Colo, Papo - MoMA PS1 New York

PAPO COLO 

MoMA PS1 revisits the seminal performance work of Puerto Rican artist Papo Colo, a pioneering figure in New York’s art scene since the 1970s. From May 22 through August 29, 2016, documentation from Colo’s early works will be on view in the museum’s lobby. The presentation at MoMA PS1 will coincide with The Cleaner, a new work the artist is independently performing in New York’s Chelsea neighborhood, and will culminate in a festival in Puerto Rico in January, 2017, with the aim of drawing attention to the island’s present economic crisis.

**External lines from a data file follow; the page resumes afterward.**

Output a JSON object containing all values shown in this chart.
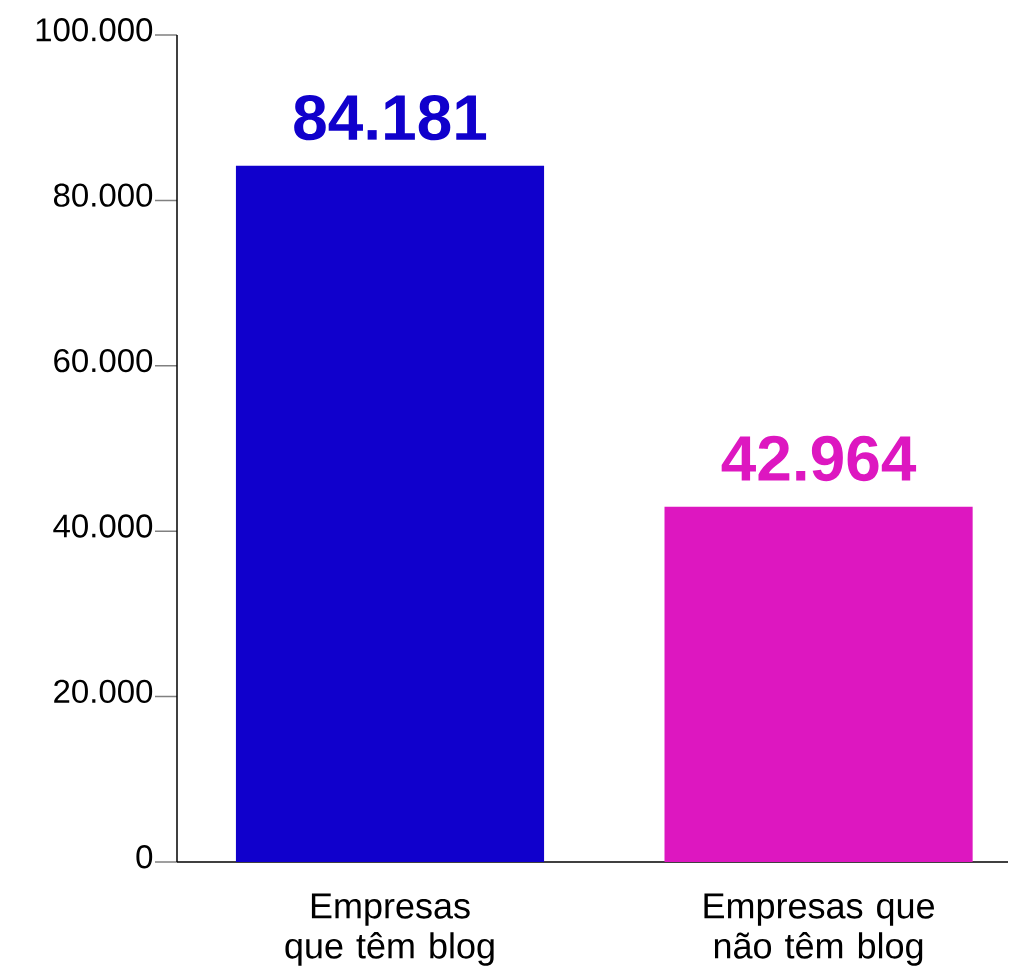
{
  "chart_data": {
    "type": "bar",
    "categories": [
      "Empresas que têm blog",
      "Empresas que não têm blog"
    ],
    "values": [
      84181,
      42964
    ],
    "value_labels": [
      "84.181",
      "42.964"
    ],
    "colors": [
      "#1000cc",
      "#dd17c0"
    ],
    "ylim": [
      0,
      100000
    ],
    "yticks": [
      {
        "value": 0,
        "label": "0"
      },
      {
        "value": 20000,
        "label": "20.000"
      },
      {
        "value": 40000,
        "label": "40.000"
      },
      {
        "value": 60000,
        "label": "60.000"
      },
      {
        "value": 80000,
        "label": "80.000"
      },
      {
        "value": 100000,
        "label": "100.000"
      }
    ]
  }
}
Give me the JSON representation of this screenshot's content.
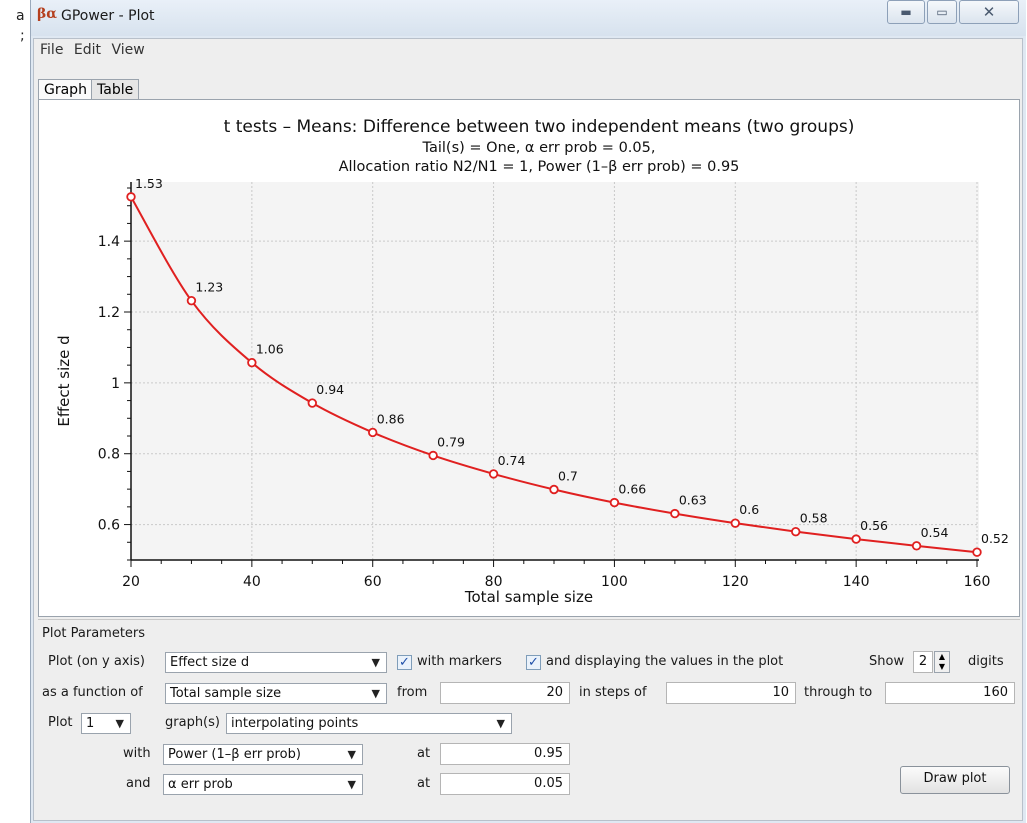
{
  "window": {
    "title": "GPower - Plot",
    "app_icon_text": "βα"
  },
  "background_chars": [
    "a",
    ";"
  ],
  "menu": [
    "File",
    "Edit",
    "View"
  ],
  "tabs": [
    "Graph",
    "Table"
  ],
  "chart_data": {
    "type": "line",
    "title": "t tests – Means: Difference between two independent means (two groups)",
    "subtitle1": "Tail(s) = One, α err prob = 0.05,",
    "subtitle2": "Allocation ratio N2/N1 = 1, Power (1–β err prob) = 0.95",
    "xlabel": "Total sample size",
    "ylabel": "Effect size d",
    "x": [
      20,
      30,
      40,
      50,
      60,
      70,
      80,
      90,
      100,
      110,
      120,
      130,
      140,
      150,
      160
    ],
    "y": [
      1.525,
      1.232,
      1.057,
      0.943,
      0.86,
      0.795,
      0.743,
      0.699,
      0.662,
      0.631,
      0.604,
      0.58,
      0.559,
      0.54,
      0.522
    ],
    "point_labels": [
      "1.53",
      "1.23",
      "1.06",
      "0.94",
      "0.86",
      "0.79",
      "0.74",
      "0.7",
      "0.66",
      "0.63",
      "0.6",
      "0.58",
      "0.56",
      "0.54",
      "0.52"
    ],
    "xticks": [
      "20",
      "40",
      "60",
      "80",
      "100",
      "120",
      "140",
      "160"
    ],
    "yticks": [
      "0.6",
      "0.8",
      "1",
      "1.2",
      "1.4"
    ],
    "xlim": [
      20,
      160
    ],
    "ylim": [
      0.5,
      1.55
    ],
    "grid": true,
    "line_color": "#e02020"
  },
  "params": {
    "section_title": "Plot Parameters",
    "row1": {
      "label": "Plot (on y axis)",
      "y_axis": "Effect size d",
      "with_markers_label": "with markers",
      "with_markers_checked": true,
      "display_values_label": "and displaying the values in the plot",
      "display_values_checked": true,
      "show_label": "Show",
      "digits_value": "2",
      "digits_label": "digits"
    },
    "row2": {
      "label": "as a function of",
      "x_axis": "Total sample size",
      "from_label": "from",
      "from_value": "20",
      "steps_label": "in steps of",
      "steps_value": "10",
      "through_label": "through to",
      "through_value": "160"
    },
    "row3": {
      "label": "Plot",
      "count": "1",
      "graphs_label": "graph(s)",
      "mode": "interpolating points"
    },
    "row4": {
      "label": "with",
      "param": "Power (1–β err prob)",
      "at_label": "at",
      "value": "0.95"
    },
    "row5": {
      "label": "and",
      "param": "α err prob",
      "at_label": "at",
      "value": "0.05"
    },
    "draw_button": "Draw plot"
  }
}
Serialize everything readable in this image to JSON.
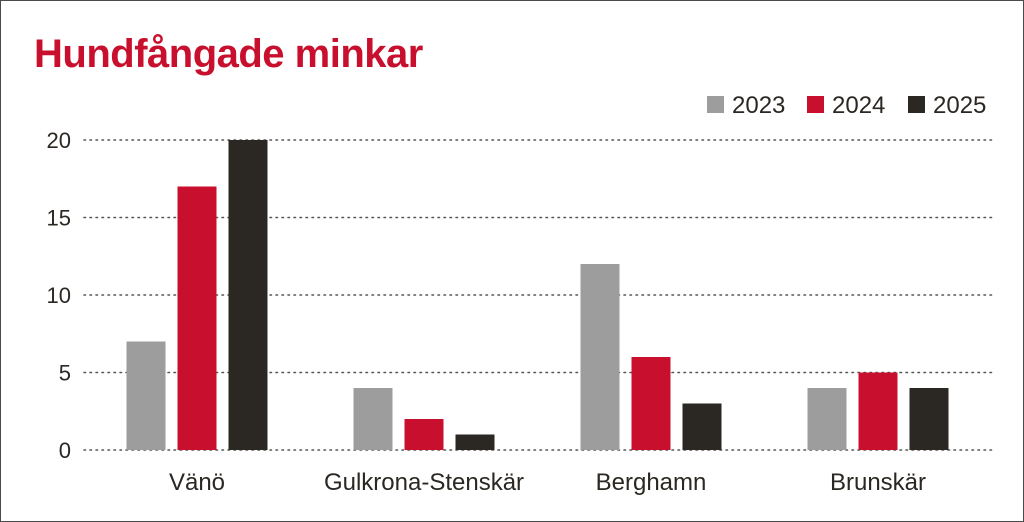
{
  "chart_data": {
    "type": "bar",
    "title": "Hundfångade minkar",
    "categories": [
      "Vänö",
      "Gulkrona-Stenskär",
      "Berghamn",
      "Brunskär"
    ],
    "series": [
      {
        "name": "2023",
        "color": "#9d9d9d",
        "values": [
          7,
          4,
          12,
          4
        ]
      },
      {
        "name": "2024",
        "color": "#c8102e",
        "values": [
          17,
          2,
          6,
          5
        ]
      },
      {
        "name": "2025",
        "color": "#2b2722",
        "values": [
          20,
          1,
          3,
          4
        ]
      }
    ],
    "yticks": [
      "0",
      "5",
      "10",
      "15",
      "20"
    ],
    "ylim": [
      0,
      20
    ],
    "grid": true,
    "legend_position": "top-right"
  },
  "colors": {
    "title": "#c8102e",
    "text": "#2b2722",
    "grid": "#555555"
  }
}
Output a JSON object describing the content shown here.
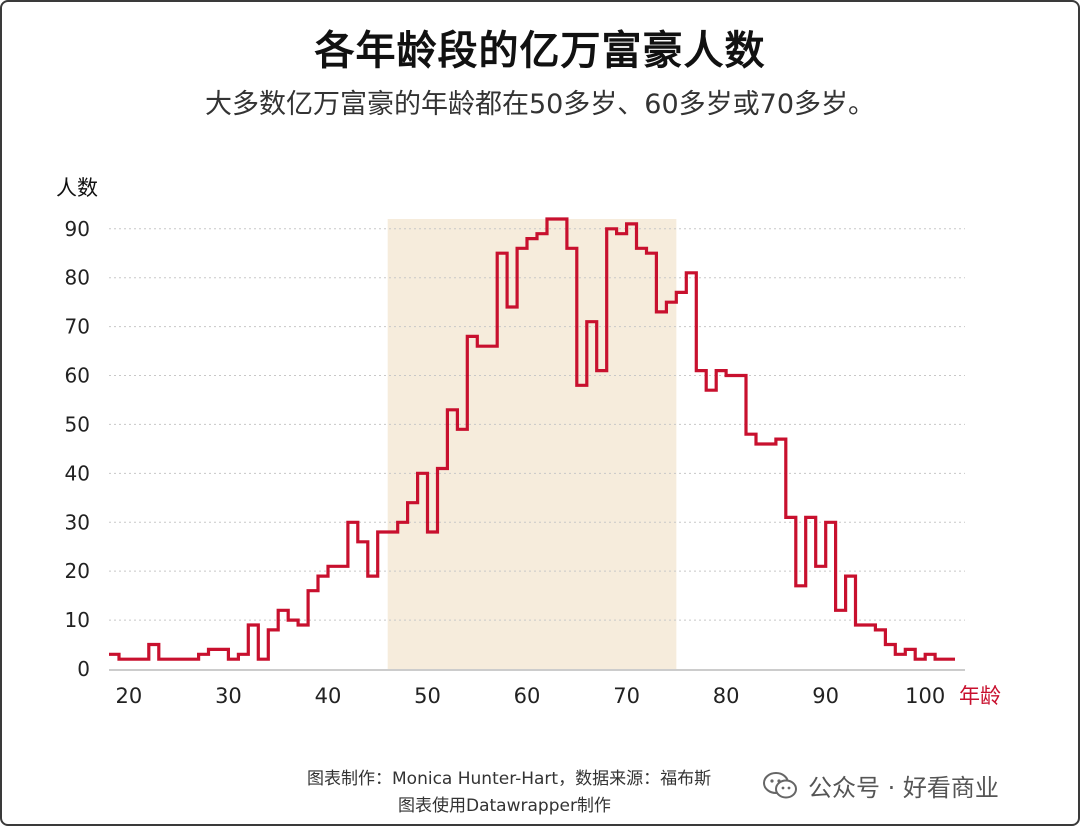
{
  "title": "各年龄段的亿万富豪人数",
  "subtitle": "大多数亿万富豪的年龄都在50多岁、60多岁或70多岁。",
  "credits": {
    "line1": "图表制作：Monica Hunter-Hart，数据来源：福布斯",
    "line2": "图表使用Datawrapper制作"
  },
  "watermark": {
    "text": "公众号 · 好看商业",
    "icon": "wechat-icon"
  },
  "colors": {
    "line": "#c8102e",
    "band": "#f6ecdc",
    "grid": "#c8c8c8",
    "xlabel_accent": "#c8102e"
  },
  "chart_data": {
    "type": "line",
    "step": true,
    "title": "各年龄段的亿万富豪人数",
    "subtitle": "大多数亿万富豪的年龄都在50多岁、60多岁或70多岁。",
    "xlabel": "年龄",
    "ylabel": "人数",
    "xlim": [
      18,
      104
    ],
    "ylim": [
      0,
      92
    ],
    "xticks": [
      20,
      30,
      40,
      50,
      60,
      70,
      80,
      90,
      100
    ],
    "yticks": [
      0,
      10,
      20,
      30,
      40,
      50,
      60,
      70,
      80,
      90
    ],
    "grid": true,
    "highlight_range": [
      46,
      75
    ],
    "x": [
      18,
      19,
      20,
      21,
      22,
      23,
      24,
      25,
      26,
      27,
      28,
      29,
      30,
      31,
      32,
      33,
      34,
      35,
      36,
      37,
      38,
      39,
      40,
      41,
      42,
      43,
      44,
      45,
      46,
      47,
      48,
      49,
      50,
      51,
      52,
      53,
      54,
      55,
      56,
      57,
      58,
      59,
      60,
      61,
      62,
      63,
      64,
      65,
      66,
      67,
      68,
      69,
      70,
      71,
      72,
      73,
      74,
      75,
      76,
      77,
      78,
      79,
      80,
      81,
      82,
      83,
      84,
      85,
      86,
      87,
      88,
      89,
      90,
      91,
      92,
      93,
      94,
      95,
      96,
      97,
      98,
      99,
      100,
      101,
      102
    ],
    "values": [
      3,
      2,
      2,
      2,
      5,
      2,
      2,
      2,
      2,
      3,
      4,
      4,
      2,
      3,
      9,
      2,
      8,
      12,
      10,
      9,
      16,
      19,
      21,
      21,
      30,
      26,
      19,
      28,
      28,
      30,
      34,
      40,
      28,
      41,
      53,
      49,
      68,
      66,
      66,
      85,
      74,
      86,
      88,
      89,
      92,
      92,
      86,
      58,
      71,
      61,
      90,
      89,
      91,
      86,
      85,
      73,
      75,
      77,
      81,
      61,
      57,
      61,
      60,
      60,
      48,
      46,
      46,
      47,
      31,
      17,
      31,
      21,
      30,
      12,
      19,
      9,
      9,
      8,
      5,
      3,
      4,
      2,
      3,
      2,
      2
    ]
  }
}
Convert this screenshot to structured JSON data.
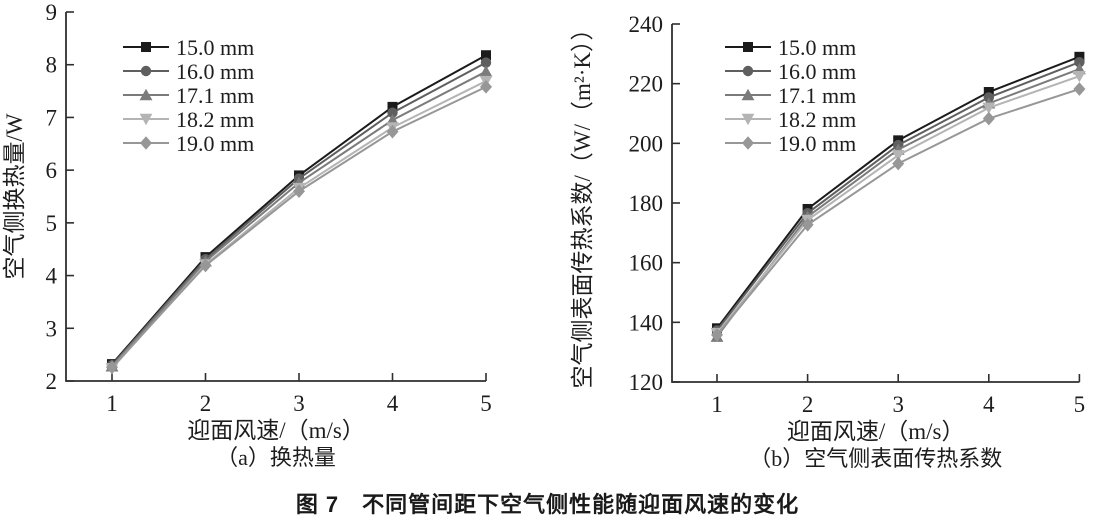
{
  "figure": {
    "caption": "图 7　不同管间距下空气侧性能随迎面风速的变化"
  },
  "chart_data": [
    {
      "type": "line",
      "title": "（a）换热量",
      "xlabel": "迎面风速/（m/s）",
      "ylabel": "空气侧换热量/W",
      "x": [
        1,
        2,
        3,
        4,
        5
      ],
      "xlim": [
        1,
        5
      ],
      "ylim": [
        2,
        9
      ],
      "yticks": [
        2,
        3,
        4,
        5,
        6,
        7,
        8,
        9
      ],
      "grid": false,
      "legend_position": "upper-left-inside",
      "series": [
        {
          "name": "15.0 mm",
          "marker": "square",
          "color": "#1b1b1b",
          "values": [
            2.32,
            4.35,
            5.9,
            7.2,
            8.18
          ]
        },
        {
          "name": "16.0 mm",
          "marker": "circle",
          "color": "#5f5f5f",
          "values": [
            2.3,
            4.31,
            5.84,
            7.09,
            8.04
          ]
        },
        {
          "name": "17.1 mm",
          "marker": "triangle-up",
          "color": "#7b7b7b",
          "values": [
            2.28,
            4.27,
            5.76,
            6.95,
            7.87
          ]
        },
        {
          "name": "18.2 mm",
          "marker": "triangle-down",
          "color": "#b4b4b4",
          "values": [
            2.24,
            4.21,
            5.66,
            6.81,
            7.69
          ]
        },
        {
          "name": "19.0 mm",
          "marker": "diamond",
          "color": "#979797",
          "values": [
            2.26,
            4.19,
            5.6,
            6.73,
            7.58
          ]
        }
      ]
    },
    {
      "type": "line",
      "title": "（b）空气侧表面传热系数",
      "xlabel": "迎面风速/（m/s）",
      "ylabel": "空气侧表面传热系数/（W/（m²·K））",
      "x": [
        1,
        2,
        3,
        4,
        5
      ],
      "xlim": [
        1,
        5
      ],
      "ylim": [
        120,
        240
      ],
      "yticks": [
        120,
        140,
        160,
        180,
        200,
        220,
        240
      ],
      "grid": false,
      "legend_position": "upper-left-inside",
      "series": [
        {
          "name": "15.0 mm",
          "marker": "square",
          "color": "#1b1b1b",
          "values": [
            138.0,
            178.0,
            201.0,
            217.2,
            229.0
          ]
        },
        {
          "name": "16.0 mm",
          "marker": "circle",
          "color": "#5f5f5f",
          "values": [
            137.3,
            176.6,
            199.4,
            215.4,
            227.2
          ]
        },
        {
          "name": "17.1 mm",
          "marker": "triangle-up",
          "color": "#7b7b7b",
          "values": [
            135.2,
            175.4,
            197.9,
            213.4,
            224.9
          ]
        },
        {
          "name": "18.2 mm",
          "marker": "triangle-down",
          "color": "#b4b4b4",
          "values": [
            136.4,
            174.3,
            196.0,
            211.9,
            222.5
          ]
        },
        {
          "name": "19.0 mm",
          "marker": "diamond",
          "color": "#979797",
          "values": [
            135.8,
            172.7,
            193.2,
            208.3,
            218.2
          ]
        }
      ]
    }
  ]
}
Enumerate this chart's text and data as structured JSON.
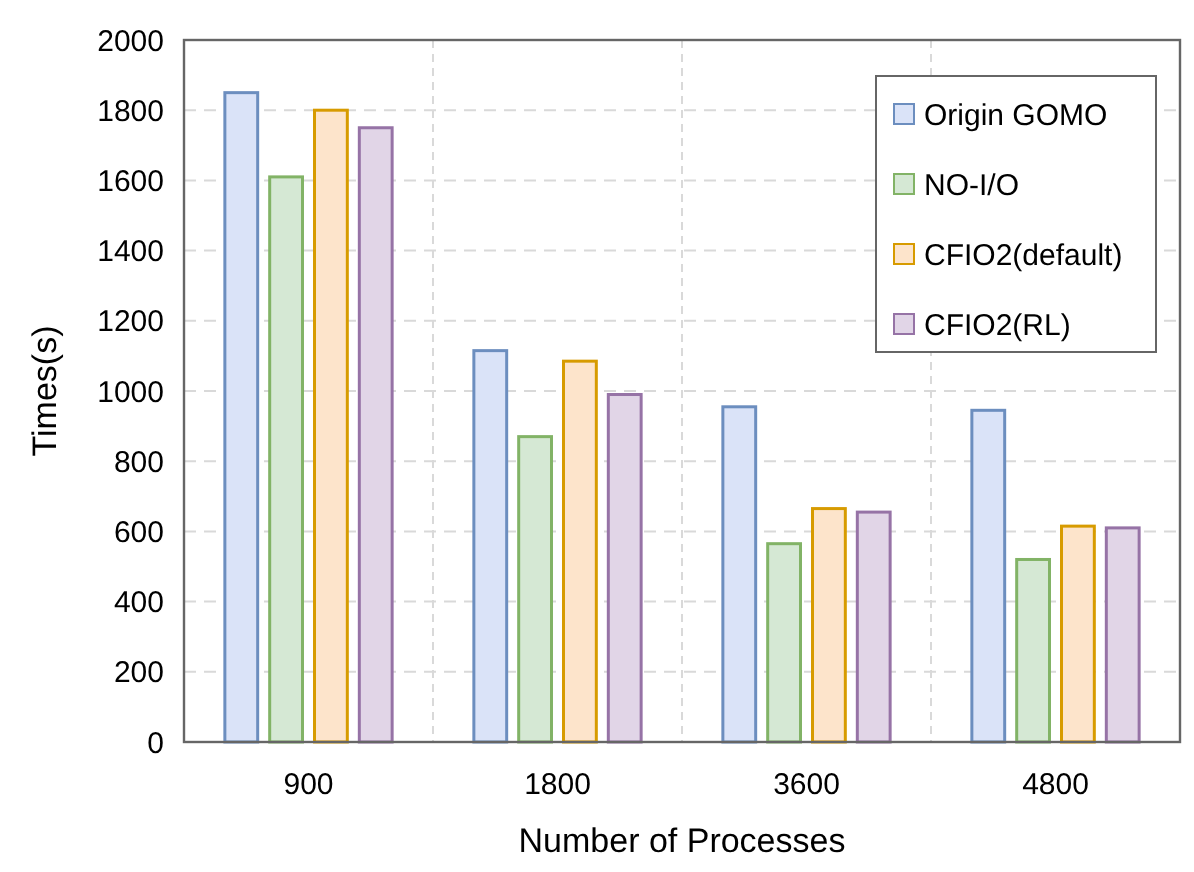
{
  "chart_data": {
    "type": "bar",
    "xlabel": "Number of Processes",
    "ylabel": "Times(s)",
    "categories": [
      "900",
      "1800",
      "3600",
      "4800"
    ],
    "series": [
      {
        "name": "Origin GOMO",
        "color": "#dae3f8",
        "values": [
          1850,
          1115,
          955,
          945
        ]
      },
      {
        "name": "NO-I/O",
        "color": "#d5e8d4",
        "values": [
          1610,
          870,
          565,
          520
        ]
      },
      {
        "name": "CFIO2(default)",
        "color": "#fde4cb",
        "values": [
          1800,
          1085,
          665,
          615
        ]
      },
      {
        "name": "CFIO2(RL)",
        "color": "#e1d5e7",
        "values": [
          1750,
          990,
          655,
          610
        ]
      }
    ],
    "ylim": [
      0,
      2000
    ],
    "yticks": [
      0,
      200,
      400,
      600,
      800,
      1000,
      1200,
      1400,
      1600,
      1800,
      2000
    ],
    "grid": true,
    "legend": "top right"
  }
}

The MoMA PS1 presentation centers around Colo’s Superman 51 (1977), in which he drags a collection of fifty-one white pieces of wood behind him, tethered to his body with ropes, as he runs shirtless down an empty stretch of Manhattan’s West Side Highway until collapsing from exhaustion. Completed the year after the United States bi-centennial in 1976—also the year of MoMA PS1’s founding—it marks a historical juncture which saw the failure of Puerto Rico’s bid for statehood in the United States congress. Evoking the Greek myth of Sisyphus, the work conveys an explicitly political content: the fifty-one pieces of wood refer to the number of states in the existing American union plus Puerto Rico, which would have become the fifty-first. For Colo, the number fifty one also represents the decision-making power of a simple majority under democratic political systems. (Text: MoMA PS!)